A survey was conducted by three health researchers of Cornell University, Texas A&M University, and Indiana University in 2018 in which nearly 200 health economists were asked, how they would shape the U.S. health care system. A majority of the economists surveyed said they would keep the Affordable Care Act in place, with 89% opposing the repeal of the ACA. Around 81% of the economists also believed that for the success of the ACA law, the individual mandate was essential. They argued that without the mandate, enrollees with good health would leave the ACA’s exchanges resulting in a sicker risk pool and will also make health insurance more expensive.

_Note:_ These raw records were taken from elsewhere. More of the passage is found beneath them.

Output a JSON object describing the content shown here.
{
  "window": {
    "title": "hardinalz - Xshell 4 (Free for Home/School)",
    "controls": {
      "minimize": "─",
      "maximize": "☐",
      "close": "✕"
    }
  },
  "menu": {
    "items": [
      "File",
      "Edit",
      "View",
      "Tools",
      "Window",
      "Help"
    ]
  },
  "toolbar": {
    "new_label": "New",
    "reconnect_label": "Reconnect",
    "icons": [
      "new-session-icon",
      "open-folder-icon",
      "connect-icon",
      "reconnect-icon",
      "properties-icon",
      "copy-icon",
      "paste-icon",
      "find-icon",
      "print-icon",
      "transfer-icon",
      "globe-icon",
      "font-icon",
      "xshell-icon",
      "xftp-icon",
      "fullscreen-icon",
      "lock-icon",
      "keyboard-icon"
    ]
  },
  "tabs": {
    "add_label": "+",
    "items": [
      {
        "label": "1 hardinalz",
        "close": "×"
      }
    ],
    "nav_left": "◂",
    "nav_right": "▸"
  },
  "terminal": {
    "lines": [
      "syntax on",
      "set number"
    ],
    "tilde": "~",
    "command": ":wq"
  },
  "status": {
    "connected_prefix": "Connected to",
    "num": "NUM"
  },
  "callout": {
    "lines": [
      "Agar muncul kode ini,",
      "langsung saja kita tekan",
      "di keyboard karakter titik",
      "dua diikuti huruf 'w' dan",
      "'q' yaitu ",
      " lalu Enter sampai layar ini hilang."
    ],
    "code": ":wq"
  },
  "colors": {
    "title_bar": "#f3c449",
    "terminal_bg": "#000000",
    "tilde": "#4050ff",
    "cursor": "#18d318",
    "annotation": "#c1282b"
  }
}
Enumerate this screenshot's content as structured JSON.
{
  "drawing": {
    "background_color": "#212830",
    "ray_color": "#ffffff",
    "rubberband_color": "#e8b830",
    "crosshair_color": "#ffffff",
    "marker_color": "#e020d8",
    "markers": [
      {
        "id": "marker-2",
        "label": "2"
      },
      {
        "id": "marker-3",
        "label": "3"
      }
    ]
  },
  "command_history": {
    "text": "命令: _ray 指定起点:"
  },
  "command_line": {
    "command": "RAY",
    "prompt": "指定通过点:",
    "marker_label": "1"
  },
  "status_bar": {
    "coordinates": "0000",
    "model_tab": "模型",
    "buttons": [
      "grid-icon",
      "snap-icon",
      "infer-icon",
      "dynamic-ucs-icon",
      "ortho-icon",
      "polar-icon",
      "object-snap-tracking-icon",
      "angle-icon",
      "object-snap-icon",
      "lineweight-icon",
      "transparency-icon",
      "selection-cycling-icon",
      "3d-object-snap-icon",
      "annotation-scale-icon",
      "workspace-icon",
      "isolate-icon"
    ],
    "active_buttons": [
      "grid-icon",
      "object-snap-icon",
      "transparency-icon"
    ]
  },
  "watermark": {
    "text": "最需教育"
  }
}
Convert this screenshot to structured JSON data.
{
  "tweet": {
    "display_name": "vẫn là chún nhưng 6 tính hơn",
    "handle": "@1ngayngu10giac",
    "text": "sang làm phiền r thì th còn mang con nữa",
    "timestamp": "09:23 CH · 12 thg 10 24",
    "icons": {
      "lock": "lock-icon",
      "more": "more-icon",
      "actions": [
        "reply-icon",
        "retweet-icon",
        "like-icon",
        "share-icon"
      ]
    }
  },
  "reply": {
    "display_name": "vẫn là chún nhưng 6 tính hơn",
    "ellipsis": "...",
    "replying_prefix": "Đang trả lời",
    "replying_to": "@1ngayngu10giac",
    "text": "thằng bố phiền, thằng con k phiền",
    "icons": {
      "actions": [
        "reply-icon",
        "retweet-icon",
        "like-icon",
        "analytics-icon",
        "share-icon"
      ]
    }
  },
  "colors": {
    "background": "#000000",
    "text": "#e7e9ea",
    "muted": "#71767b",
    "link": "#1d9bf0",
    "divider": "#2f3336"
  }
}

Most economists were also in favor to keep the ACA’s protections for people with pre-existing conditions. Though, 80% said that premiums should be high for people having genetic defects. Around 70% of the economists were in favor of charging higher premiums from people engaged in unhealthy behaviors like smoking. However, some of the members of other disciplines considered it differently arguing that addictions are not choices but diseases. However, as per Michael Stein, chair of the health law, policy, and management department at Boston University, Adult addiction to nicotine generally results from decisions made in teen, which are usually shaped more due to circumstances rather than rational thought and so, charging a higher premium from a smoker is like punishing someone with a disease.

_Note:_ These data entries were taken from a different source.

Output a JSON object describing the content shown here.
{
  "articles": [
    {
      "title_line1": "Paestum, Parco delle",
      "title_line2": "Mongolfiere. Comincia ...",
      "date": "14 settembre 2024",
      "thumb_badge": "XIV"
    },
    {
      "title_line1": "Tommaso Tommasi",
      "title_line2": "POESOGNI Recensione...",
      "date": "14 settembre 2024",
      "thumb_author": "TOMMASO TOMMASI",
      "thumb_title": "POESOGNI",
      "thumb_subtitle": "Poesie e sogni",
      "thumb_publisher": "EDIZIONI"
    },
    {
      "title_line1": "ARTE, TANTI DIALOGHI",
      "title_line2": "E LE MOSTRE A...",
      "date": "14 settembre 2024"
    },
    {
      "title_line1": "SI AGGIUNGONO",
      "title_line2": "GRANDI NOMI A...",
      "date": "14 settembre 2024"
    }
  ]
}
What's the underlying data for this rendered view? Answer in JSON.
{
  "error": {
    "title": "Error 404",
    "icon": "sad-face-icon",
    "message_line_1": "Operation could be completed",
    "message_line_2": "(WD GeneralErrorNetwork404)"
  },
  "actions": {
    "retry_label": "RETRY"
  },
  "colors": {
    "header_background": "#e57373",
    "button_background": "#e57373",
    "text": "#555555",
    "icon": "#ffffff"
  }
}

Most of the economists who were surveyed opposed changes to Medicare and Medicaid that  they were asked about. For example, 71% of the economists were opposing the idea of basing Medicare eligibility on income instead of age. besides, 61% of the surveyed economists were not in favor to convert Medicare to a voucher-based system, where the government would pay a specific amount for health coverage so people could shop for different health plans. Nevertheless, several economists favor raising the Medicare eligibility age and about half of them rejected the proposal. 28% were in favor to raise the eligibility age and 22% economists gave no opinion on it.

Though health economists recognize the free market value, they also believe that market failures are harmful. In cases like elderly health insurance, the majority of economists have the opinion that society does best when the government directly provides services. Meanwhile over half of the economists were in favor to raise taxes to increase Medicare finances. The economists were asked about their opinion that whether they favored Medicaid work requirements that have been proposed or implemented in 16 states till the summer of 2019. About 77% of the economists did not favor the plans and about 70% of the economists opposed Medicaid block grants that would provide a set amount of money for Medicaid in place of open-ended  funding.

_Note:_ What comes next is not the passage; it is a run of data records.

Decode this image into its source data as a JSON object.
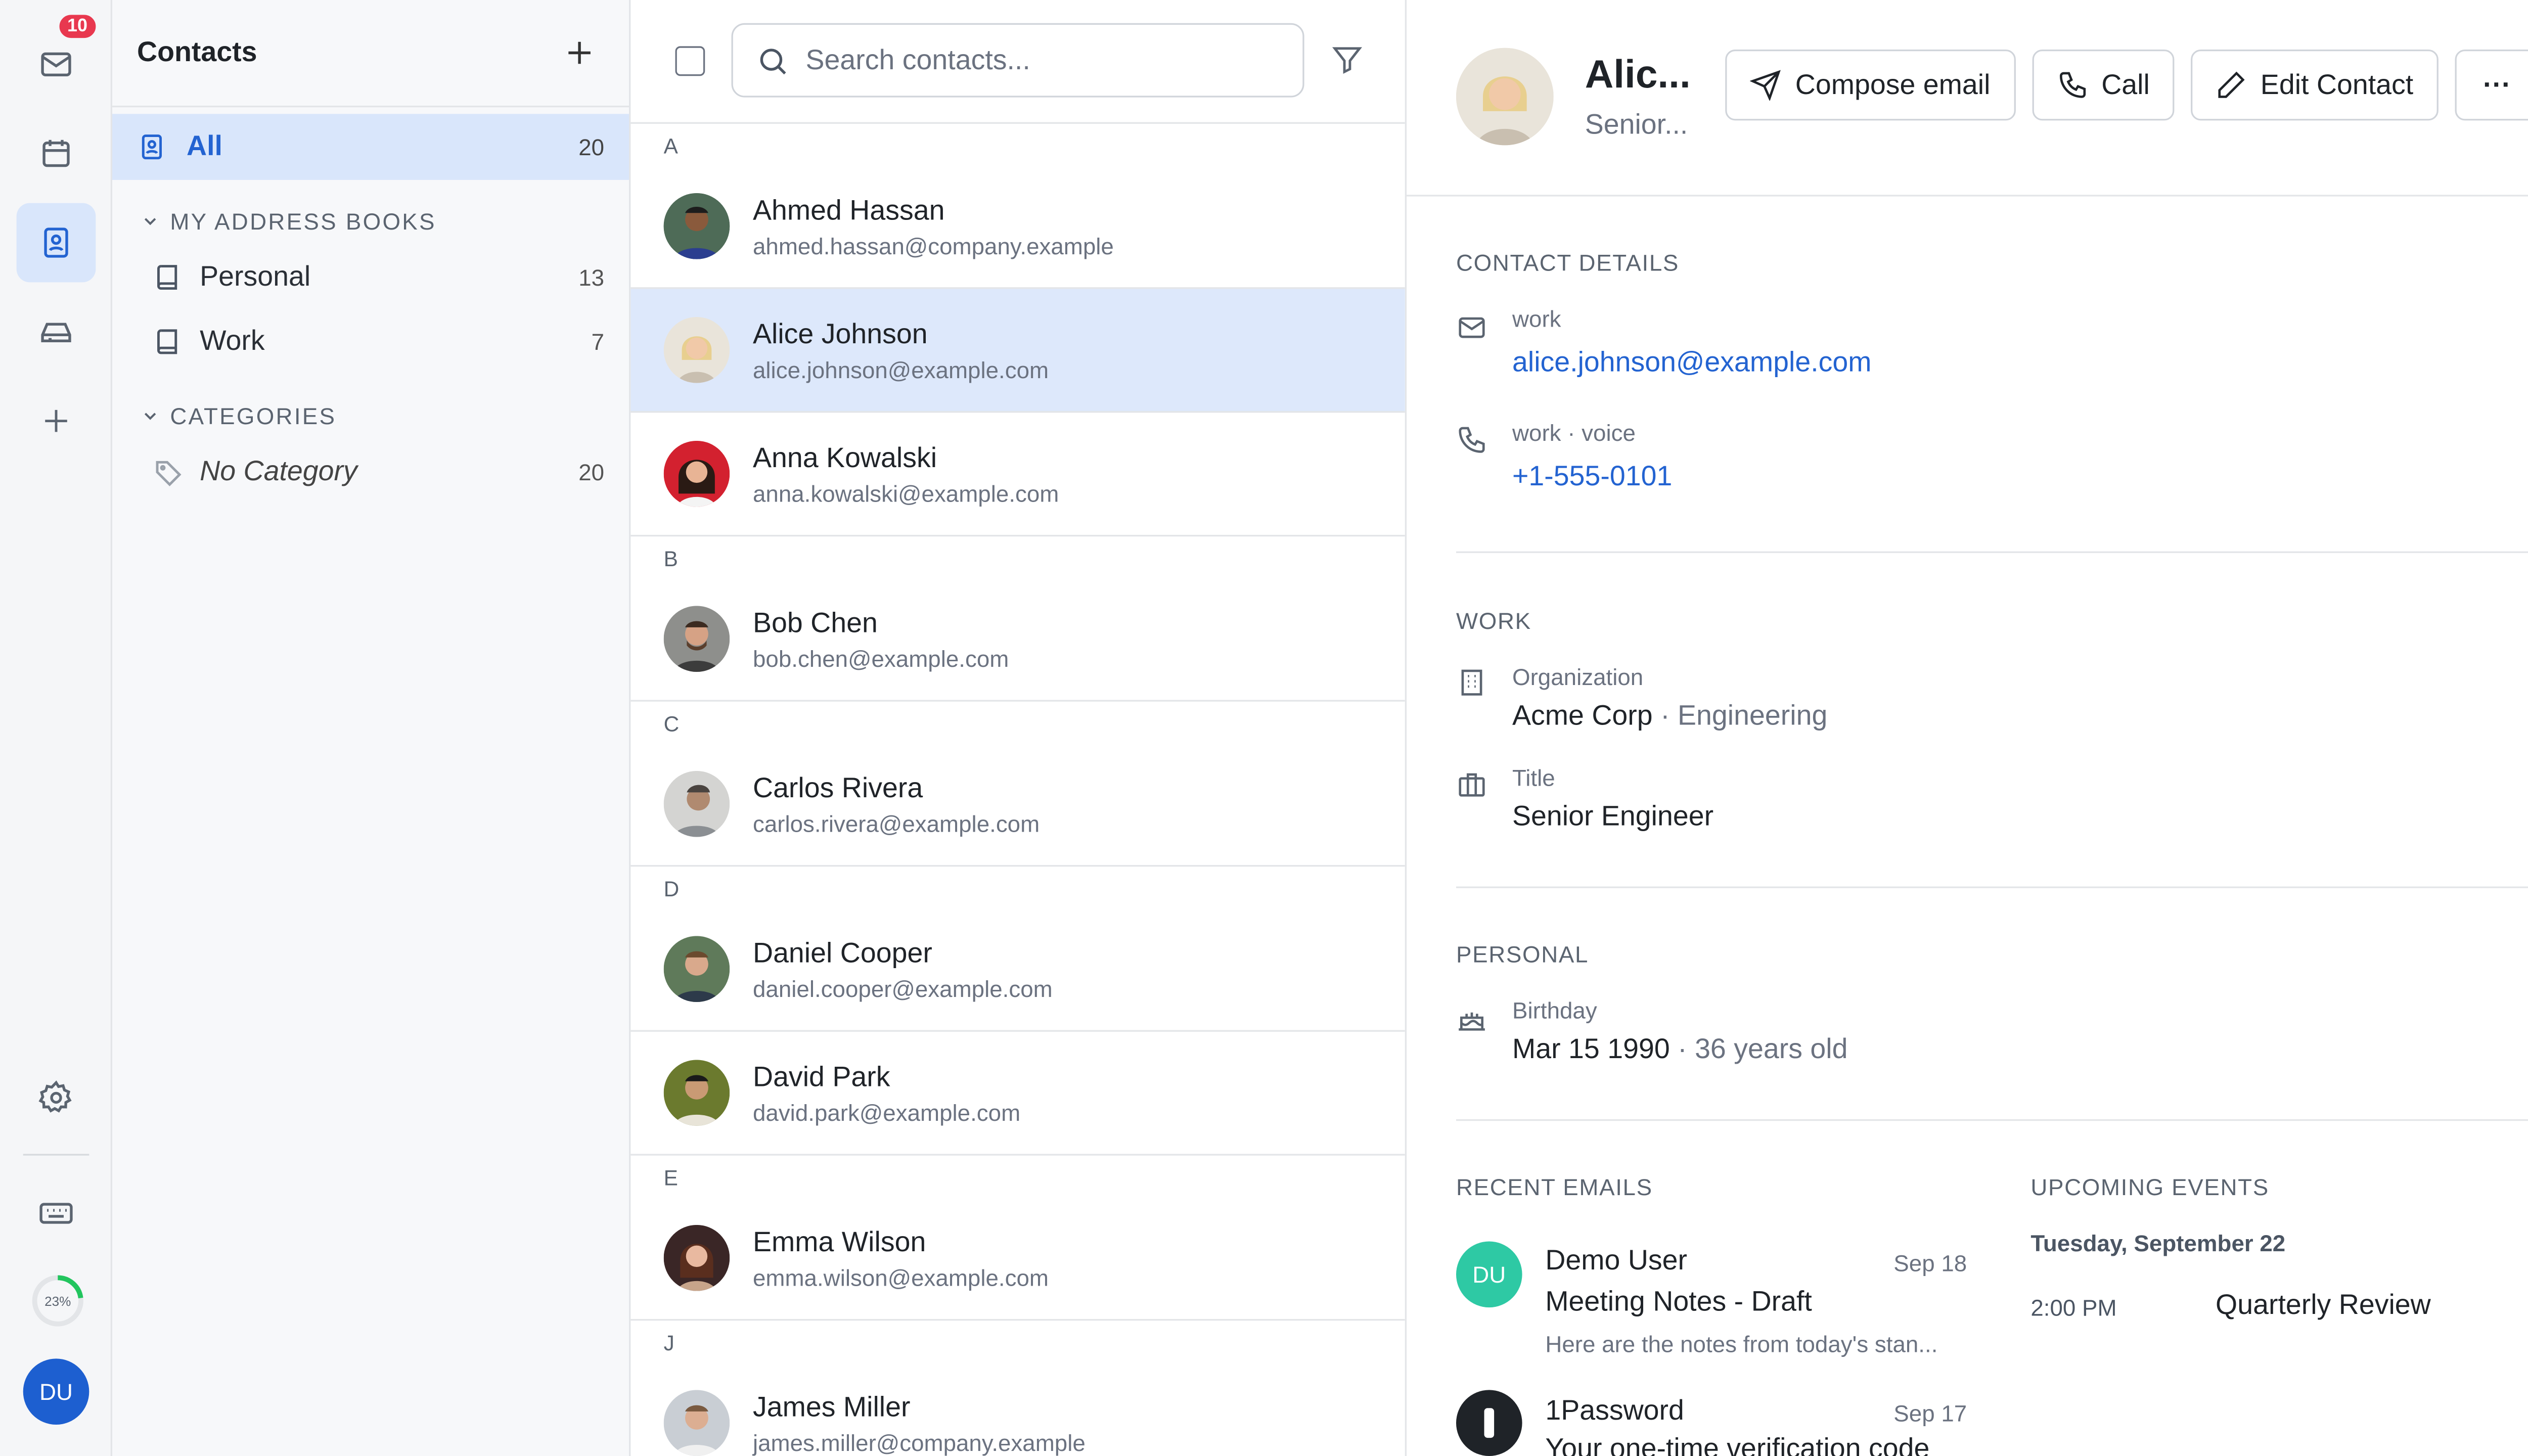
{
  "rail": {
    "mail_badge": "10",
    "quota_label": "23%",
    "quota_percent": 23,
    "user_initials": "DU",
    "accent": "#2363d1",
    "quota_color": "#22c55e"
  },
  "folders": {
    "title": "Contacts",
    "all_label": "All",
    "all_count": "20",
    "address_books_header": "MY ADDRESS BOOKS",
    "books": [
      {
        "label": "Personal",
        "count": "13"
      },
      {
        "label": "Work",
        "count": "7"
      }
    ],
    "categories_header": "CATEGORIES",
    "categories": [
      {
        "label": "No Category",
        "count": "20"
      }
    ]
  },
  "list": {
    "search_placeholder": "Search contacts...",
    "groups": [
      {
        "letter": "A",
        "contacts": [
          {
            "name": "Ahmed Hassan",
            "email": "ahmed.hassan@company.example"
          },
          {
            "name": "Alice Johnson",
            "email": "alice.johnson@example.com"
          },
          {
            "name": "Anna Kowalski",
            "email": "anna.kowalski@example.com"
          }
        ]
      },
      {
        "letter": "B",
        "contacts": [
          {
            "name": "Bob Chen",
            "email": "bob.chen@example.com"
          }
        ]
      },
      {
        "letter": "C",
        "contacts": [
          {
            "name": "Carlos Rivera",
            "email": "carlos.rivera@example.com"
          }
        ]
      },
      {
        "letter": "D",
        "contacts": [
          {
            "name": "Daniel Cooper",
            "email": "daniel.cooper@example.com"
          },
          {
            "name": "David Park",
            "email": "david.park@example.com"
          }
        ]
      },
      {
        "letter": "E",
        "contacts": [
          {
            "name": "Emma Wilson",
            "email": "emma.wilson@example.com"
          }
        ]
      },
      {
        "letter": "J",
        "contacts": [
          {
            "name": "James Miller",
            "email": "james.miller@company.example"
          }
        ]
      }
    ]
  },
  "detail": {
    "name": "Alic...",
    "subtitle": "Senior...",
    "actions": {
      "compose": "Compose email",
      "call": "Call",
      "edit": "Edit Contact",
      "more": "···"
    },
    "contact_details_title": "CONTACT DETAILS",
    "email_label": "work",
    "email_value": "alice.johnson@example.com",
    "phone_label": "work · voice",
    "phone_value": "+1-555-0101",
    "work_title": "WORK",
    "org_label": "Organization",
    "org_value": "Acme Corp",
    "org_dept": "· Engineering",
    "title_label": "Title",
    "title_value": "Senior Engineer",
    "personal_title": "PERSONAL",
    "birthday_label": "Birthday",
    "birthday_value": "Mar 15 1990",
    "birthday_age": "· 36 years old",
    "recent_emails_title": "RECENT EMAILS",
    "emails": [
      {
        "initials": "DU",
        "from": "Demo User",
        "date": "Sep 18",
        "subject": "Meeting Notes - Draft",
        "preview": "Here are the notes from today's stan..."
      },
      {
        "initials": "",
        "from": "1Password",
        "date": "Sep 17",
        "subject": "Your one-time verification code",
        "preview": ""
      }
    ],
    "upcoming_title": "UPCOMING EVENTS",
    "event_day": "Tuesday, September 22",
    "event_time": "2:00 PM",
    "event_title": "Quarterly Review"
  }
}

Even the current tax exemption for employer-sponsored health plans was opposed by the majority of the economists, as just 14% favored the current tax structure. Some economists believed that the tax break can result in overly generous health plans thereby leading to wasteful healthcare spending. In addition to this, half of the economists did not approve of the statement that drug company profits are essential to incentivize research and development. Around 28% were in favor of this statement and 24% gave no opinion on it.

Thus, it can be concluded that if health economists were in charge of the health system then not something big would change, besides some notable exceptions like Medicaid would not have work requirements and taxes would go up for Medicare and an employer-sponsored health plan.